This is my extension to the very interesting question on the martini glass from 538.com by the Riddler as posted here earlier by MP Droid.
Recap of original configuration.
A martini glass has the shape of an inverted right circular cone with sides of unit length. The glass is positioned upright and filled with martini up to a level $p(<1)$ on each side. See diagram below.
Extension: The extension is as follows:
(1) Refer to the first diagram above. As in the original question, when tilted such that the glass is just short of overflowing, what is the angle of tilt $\alpha$ from the vertical?
Now assume that the martini glass is covered with a lid such that the martini does not overflow when tilted more than $\alpha$.
(2) Refer to the second diagram above.
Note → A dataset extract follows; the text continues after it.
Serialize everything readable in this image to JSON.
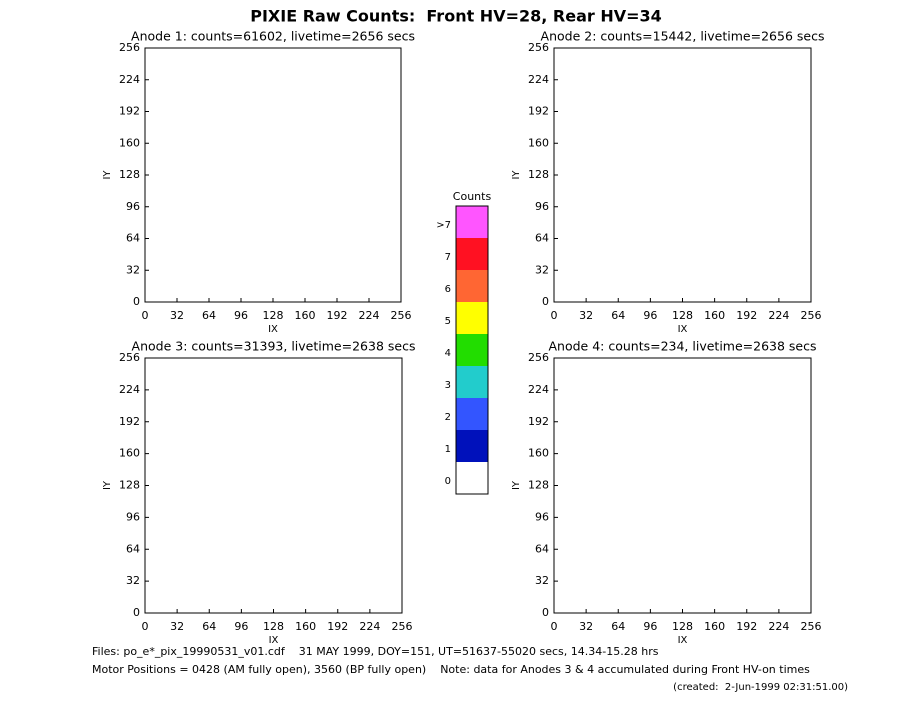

If the martini glass is further tilted such that the right side (now the bottom) of the glass is parallel to the water level, i.e. horizontal,
- what is the length $u$ of the left side of the glass?
- what is the angle of tilt $\beta$ from the vertical?
- what is the shape of the top surface of the martini?
(3) Refer to the third diagram above. If the martini glass is further tilted such that the top surface of the martini touches the apex of the inverted cone of the glass,
- what is the length $v$ of the right side?
- what is the angle of tilt $\gamma$?
- what is the shape of the top surface of the martini?